At a recent meeting I was prompted of the need to map the informal communications of everyday collaboration with the more formal expectations of project management – as the adage goes: ‘two monologues do not make a dialogue’. On the other hand two equally weighted discourses directed at the same referential object (or theme) must intersect and enter into a semantic bond (Bakhtin, 1984). While ideologically I might hope of encouraging innovative collaboration through renouncement of monologic habits and primitive definitiveness, in a practical sense I needed to integrate the formal plan with dynamic feature delivery. For me AGILE approaches better capture everyday collaboration while PRINCE2 better handles the formal project staging (taking the best bits of both).

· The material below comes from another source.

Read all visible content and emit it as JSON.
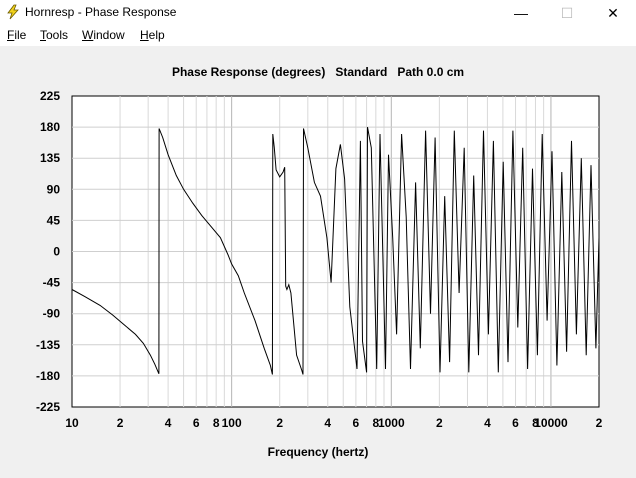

The project, as most of mine do, involves the implementation of an integrated Moodle / Mahara platform enhanced with a range of customisations. So some features are delivered out of the box by the software and some require bespoke development. Rather than sharing spreadsheets and (un)versioned documents, we have implemented Pivotal Tracker (@pivotallabs) which has proved effective in its simplicity. In order to transform a 20+ page document of requirements into a deliverable items requires a quick review and mapping of how we label and score stories. Using a macro to get the original document table into a workable spreadsheet, one can then apply a workflow mapping between the methodologies before importing into pivotal.

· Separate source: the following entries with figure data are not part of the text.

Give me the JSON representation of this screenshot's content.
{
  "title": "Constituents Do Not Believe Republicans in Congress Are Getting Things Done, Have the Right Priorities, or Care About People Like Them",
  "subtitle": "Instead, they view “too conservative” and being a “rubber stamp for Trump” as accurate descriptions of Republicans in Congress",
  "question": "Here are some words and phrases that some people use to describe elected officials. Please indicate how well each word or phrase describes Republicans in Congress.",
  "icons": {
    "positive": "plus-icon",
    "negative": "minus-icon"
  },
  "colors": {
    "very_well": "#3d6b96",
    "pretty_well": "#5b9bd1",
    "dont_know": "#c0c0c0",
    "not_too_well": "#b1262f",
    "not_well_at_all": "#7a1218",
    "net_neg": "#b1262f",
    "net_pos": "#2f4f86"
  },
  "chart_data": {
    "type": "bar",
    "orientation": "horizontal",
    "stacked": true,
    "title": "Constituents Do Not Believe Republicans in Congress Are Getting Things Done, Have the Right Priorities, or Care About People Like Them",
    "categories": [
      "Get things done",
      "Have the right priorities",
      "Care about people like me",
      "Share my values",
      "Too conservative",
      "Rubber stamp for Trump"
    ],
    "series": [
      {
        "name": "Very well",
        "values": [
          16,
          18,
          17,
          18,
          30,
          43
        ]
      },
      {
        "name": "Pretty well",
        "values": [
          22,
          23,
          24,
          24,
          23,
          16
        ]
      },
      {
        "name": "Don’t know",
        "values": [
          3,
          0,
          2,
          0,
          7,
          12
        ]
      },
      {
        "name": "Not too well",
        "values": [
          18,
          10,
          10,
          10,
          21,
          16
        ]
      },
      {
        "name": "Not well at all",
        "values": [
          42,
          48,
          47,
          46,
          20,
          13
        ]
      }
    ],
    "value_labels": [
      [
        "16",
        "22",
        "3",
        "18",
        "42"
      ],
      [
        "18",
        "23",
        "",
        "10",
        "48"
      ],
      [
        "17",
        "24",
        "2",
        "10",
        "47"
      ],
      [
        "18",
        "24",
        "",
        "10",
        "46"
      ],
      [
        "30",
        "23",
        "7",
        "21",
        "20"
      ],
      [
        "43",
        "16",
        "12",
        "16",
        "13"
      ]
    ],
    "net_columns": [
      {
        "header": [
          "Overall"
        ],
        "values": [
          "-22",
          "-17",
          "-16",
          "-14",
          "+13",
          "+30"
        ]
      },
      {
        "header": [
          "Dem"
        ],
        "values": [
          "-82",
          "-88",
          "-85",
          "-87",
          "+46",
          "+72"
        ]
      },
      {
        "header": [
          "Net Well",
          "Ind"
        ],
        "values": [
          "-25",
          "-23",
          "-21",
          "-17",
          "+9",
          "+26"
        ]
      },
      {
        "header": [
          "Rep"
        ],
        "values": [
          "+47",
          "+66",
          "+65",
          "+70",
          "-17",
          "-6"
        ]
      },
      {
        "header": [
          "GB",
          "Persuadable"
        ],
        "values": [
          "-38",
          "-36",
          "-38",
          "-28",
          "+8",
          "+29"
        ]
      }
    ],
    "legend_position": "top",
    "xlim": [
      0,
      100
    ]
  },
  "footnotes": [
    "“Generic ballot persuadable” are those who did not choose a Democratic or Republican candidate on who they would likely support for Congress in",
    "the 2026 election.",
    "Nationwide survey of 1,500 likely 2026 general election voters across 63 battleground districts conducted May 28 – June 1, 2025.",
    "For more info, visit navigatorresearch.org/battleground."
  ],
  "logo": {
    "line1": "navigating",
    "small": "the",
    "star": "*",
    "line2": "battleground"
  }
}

|Icebox||New ideas to be scoped for future iterations||Requirements for later stages|
|Backlog||Scheduled items for next iteration (outside current velocity)||Requirements in the next work package|
|Current||To be delivered in current iteration||Requirements in the current work package|
|Done||Features accepted as delivered||Signed-off requirements|
The other area I needed a mapping was between the notions of implementation (what the software does) and development (what we need to change). We also extended our point scale for development to map implementation items onto this (it remains to be seen if the value mapping is equivalent as velocity starts to be recorded).
|0||No action||No action|
|1||Language string change||Default feature / configuration|
|2||Minor interface change||3rd party plug-in|
|3||Exact requirements understood||Module combinations / learning design|
|5||Good idea of requirements – refine through iteration||Multiple options / possible training need|
|8||“Epic” – further investigation required||Further investigation required|
With a sensible labelling system to cross-map the system aspects (e.g. core, 3rd-party, development) to the requirements sections (e.g. content, assessment, communication) one can filter on the key aspects in groups and check their status. The significance of tagging over categorisation for linked data approaches should not be underestimated here, as it allows the information to be presented within different hierarchies. A weekly review of the current and next iteration now simplifies the communication process.

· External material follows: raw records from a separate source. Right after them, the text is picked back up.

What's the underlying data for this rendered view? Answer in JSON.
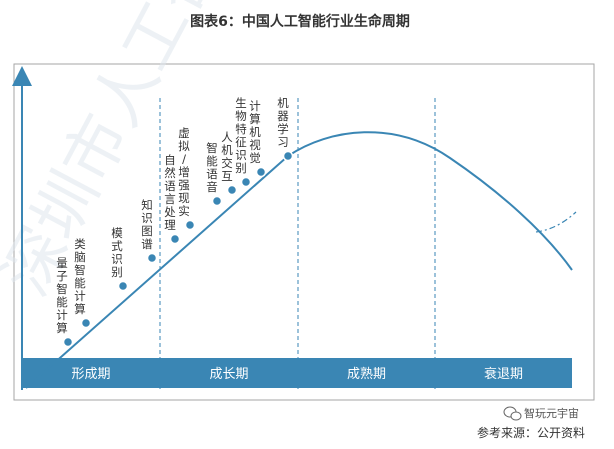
{
  "chart_data": {
    "type": "line",
    "title": "图表6：中国人工智能行业生命周期",
    "phases": [
      "形成期",
      "成长期",
      "成熟期",
      "衰退期"
    ],
    "technologies": [
      {
        "name": "量子智能计算",
        "stage": "形成期"
      },
      {
        "name": "类脑智能计算",
        "stage": "形成期"
      },
      {
        "name": "模式识别",
        "stage": "形成期"
      },
      {
        "name": "知识图谱",
        "stage": "形成期"
      },
      {
        "name": "自然语言处理",
        "stage": "成长期"
      },
      {
        "name": "虚拟/增强现实",
        "stage": "成长期"
      },
      {
        "name": "智能语音",
        "stage": "成长期"
      },
      {
        "name": "人机交互",
        "stage": "成长期"
      },
      {
        "name": "生物特征识别",
        "stage": "成长期"
      },
      {
        "name": "计算机视觉",
        "stage": "成长期"
      },
      {
        "name": "机器学习",
        "stage": "成长期"
      }
    ],
    "source": "参考来源：公开资料",
    "watermark": "智玩元宇宙",
    "background_watermark": "深圳市人工智能"
  }
}
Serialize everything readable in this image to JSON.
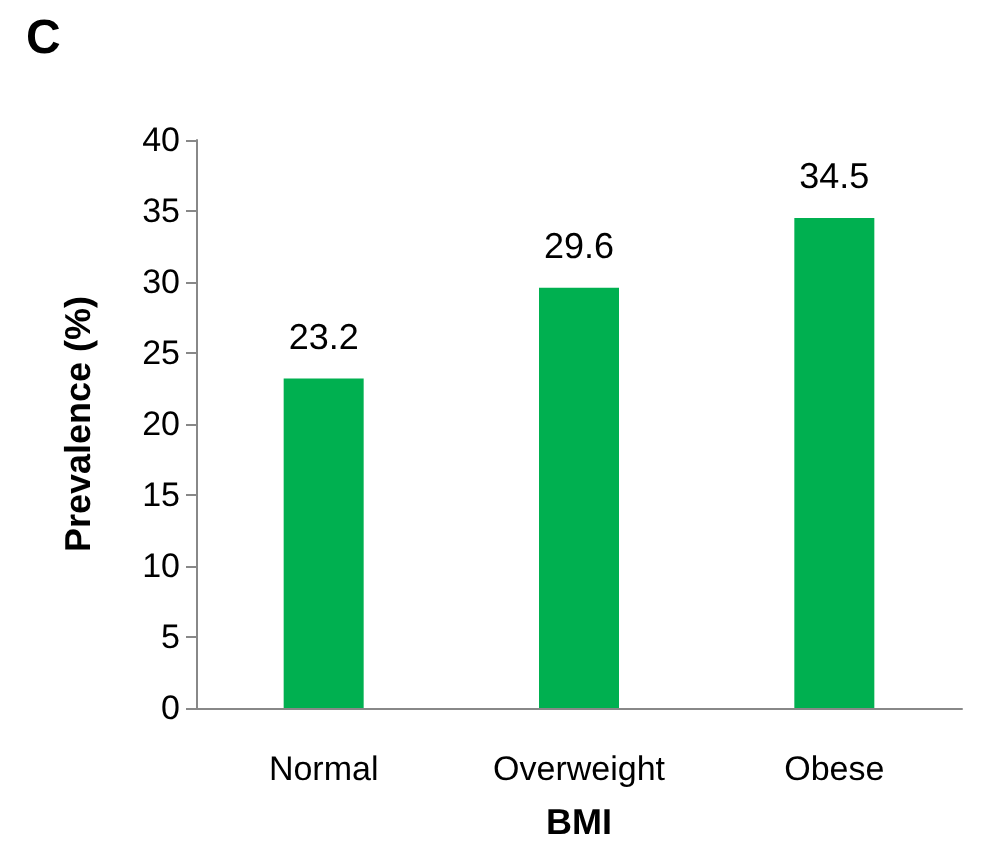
{
  "chart_data": {
    "type": "bar",
    "title": "C",
    "xlabel": "BMI",
    "ylabel": "Prevalence (%)",
    "categories": [
      "Normal",
      "Overweight",
      "Obese"
    ],
    "values": [
      23.2,
      29.6,
      34.5
    ],
    "color": "#00b050",
    "ylim": [
      0,
      40
    ],
    "yticks": [
      0,
      5,
      10,
      15,
      20,
      25,
      30,
      35,
      40
    ],
    "grid": false,
    "data_labels": true
  }
}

I don’t claim to have done anything radical here, other than reinforce in my mind the importance of keeping the project focus on communication. Tools, methodologies and most importantly documents are only as good as the dialogues they mediate. While creative (or productive) ideas will originate in the informal everyday collaborations, if they cannot be scoped into the project then they may disappear – worse yet, this may then discourage new ideas and limit overall project innovation.
Once upon a time the most agile prince was a frog:
‘Its very funny to be a frog
You can dive into the water and cross the rivers
And the oceans
And you can jump all the time and everywhere’
– M83, Raconte-Moi Histoire
I hope that the project can instil this light-hearted approach to its management.
Bakhtin, M. M. (1984). Problems of Dostoevsky’s Poetics. Minneapolis: University of Minnesota Press.